Poker-face hocha la tête, puis regarda le cadavre. 

― Cet homme a délibérément trompé le Roi Shang de Lu. Il voulait utiliser son pouvoir pour son propre compte afin d’essayer d’atteindre l’immortalité.

― Comment sais-tu tout ça ? On pourrait presque croire que tu l’as vécu personnellement.

― Non, pas personnellement. Il y a quelques années, en pillant une tombe de la dynastie Song, j’ai trouvé un ensemble complet de livres en soie datant de la Période des Royaumes Belligérants. Il s’agissait en fait de l’autobiographie de Tie Mian Xiansheng. Après avoir expliqué tous les aspects de son plan au roi, il a mis le feu à sa propre maison, puis jeté le corps d’un mendiant dans les flammes pour faire croire qu’il était mort brûlé avec sa famille. Il s’est ensuite fait passer lui-même pour un mendiant et a échappé à la mort. Le roi Shang de Lu savait que quelque chose n’était pas clair dans cette histoire, mais il ne pouvait rien y faire. Tie Mian Xiansheng a attendu que le roi soit enterré, puis il s’est introduit dans la tombe, a sorti le corps sans résistance de l’armure funéraire de jade et l’a revêtue. Le Roi Shang, qui avait déployé tant d’efforts pour en arriver là, ne s’attendait certainement pas à ce qu’une telle chose se produise.

― Si le corps du roi a été tiré hors de l’armure, n’est-il pas devenu un cadavre sanglant ? Il y en aurait donc un autre quelque part ici ?

― Il n’en a pas parlé dans son autobiographie, mais il est possible que le roi Shang de Lu n’ait pas été suffisamment longtemps dans l’armure pour devenir un cadavre sanglant, répondit-il, une lueur d’inquiétude dans les yeux.  Il ne s’est pas étendu sur le sujet étant donné que cet incident n’était qu’une part de sa biographie.

Je regardai Poker-face et sans savoir pourquoi, j’eus soudain l’impression que ses propos étaient mensongers. Je jetai un coup d’œil à mon oncle : il semblait du même avis que moi. Poker-face avait inventé ce mensonge pour nous cacher quelque chose mais il ne servirait à rien, dans l’immédiat, de le mettre au pied du mur. 

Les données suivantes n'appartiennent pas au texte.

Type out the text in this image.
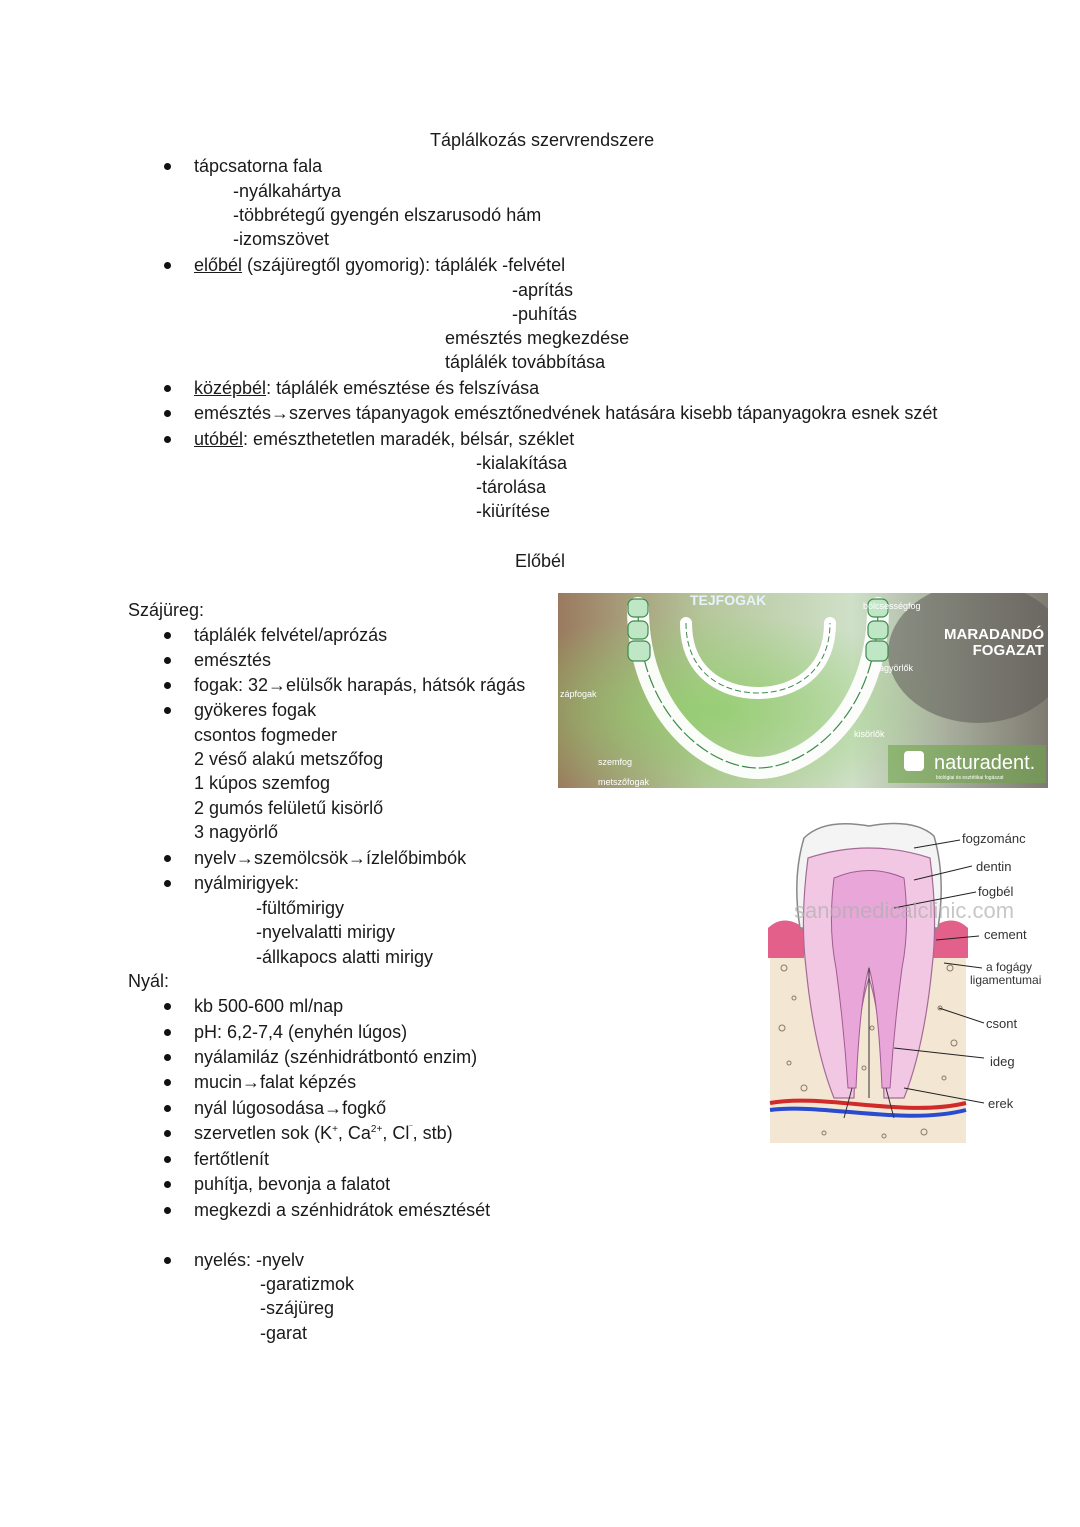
Táplálkozás szervrendszere
tápcsatorna fala
-nyálkahártya
-többrétegű gyengén elszarusodó hám
-izomszövet
előbél (szájüregtől gyomorig): táplálék -felvétel
-aprítás
-puhítás
emésztés megkezdése
táplálék továbbítása
középbél: táplálék emésztése és felszívása
emésztés→szerves tápanyagok emésztőnedvének hatására kisebb tápanyagokra esnek szét
utóbél: emészthetetlen maradék, bélsár, széklet
-kialakítása
-tárolása
-kiürítése
Előbél
Szájüreg:
táplálék felvétel/aprózás
emésztés
fogak: 32→elülsők harapás, hátsók rágás
gyökeres fogak
csontos fogmeder
2 véső alakú metszőfog
1 kúpos szemfog
2 gumós felületű kisörlő
3 nagyörlő
nyelv→szemölcsök→ízlelőbimbók
nyálmirigyek:
-fültőmirigy
-nyelvalatti mirigy
-állkapocs alatti mirigy
Nyál:
kb 500-600 ml/nap
pH: 6,2-7,4 (enyhén lúgos)
nyálamiláz (szénhidrátbontó enzim)
mucin→falat képzés
nyál lúgosodása→fogkő
szervetlen sok (K+, $Ca^{2+}$, Cl¨, stb)
fertőtlenít
puhítja, bevonja a falatot
megkezdi a szénhidrátok emésztését
nyelés: -nyelv
-garatizmok
-szájüreg
-garat
TEJFOGAK	bölcsességfog
MARADANDÓ
FOGAZAT
nagyörlők
zápfogak
kisörlők
szemfog
metszőfogak
naturadent.
biológiai és esztétikai fogászat
fogzománc
dentin
fogbél
cement
a fogágy
ligamentumai
csont
ideg
erek
sanomedicalclinic.com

Sitôt qu’il eut fini de parler et comme s’il venait de s’acquitter d’une tâche, ce dernier retrouva son visage inexpressif. Il se leva :  

― C’est presque l’aube. Nous devrions quitter cet endroit.

― Non, nous n’avons pas encore trouvé le sceau fantôme, dit le gros. Regarde tous ces trucs intéressants, nous serions stupides de partir sans rien emporter !  

Poker-face lui lança un regard froid. Apparemment, il était encore un peu hostile à son égard. Gros-lard haussa les épaules. 

― Ok, ok. Mais pourquoi ne pas emporter cette armure funéraire de jade ? Elle est peut-être unique au monde. Je n’ai à cœur que les intérêts de tous.

Là, il marquait un bon point. Oncle San lui donna une tape sur les fesses : 

― Alors pourquoi traînes-tu ? Fais-vite et fichons le camp de cet enfer. 

J’avais perdu tout intérêt pour cette histoire et n’ayant aucune envie de les aider, je fermai les yeux pour me reposer un peu. C’est alors que quelques gouttes d’eau tombèrent sur mon visage. Je crus d’abord qu’il pleuvait, mais en levant les yeux, je vis l’étrange visage du cadavre sanglant qui dépassait du bord du lit de jade. Ses deux yeux sans pupilles étaient à quelques centimètres de mon front.

Effrayé, je me levai d’un bond au moment même où la tête du cadavre, qui continuait à rouler vers le bord du lit, tombait sur le sol. On aurait presque dit qu’il y avait quelque chose à l’intérieur. Le gros voulut aller voir de quoi il retournait mais Poker-face l’agrippa. 

― Ne bouge pas. Observe d’abord.

La bonbonne acquiesçait lorsque soudain, un tout petit mangeur de cadavre de couleur rouge sortit du cuir chevelu du cadavre sanglant. 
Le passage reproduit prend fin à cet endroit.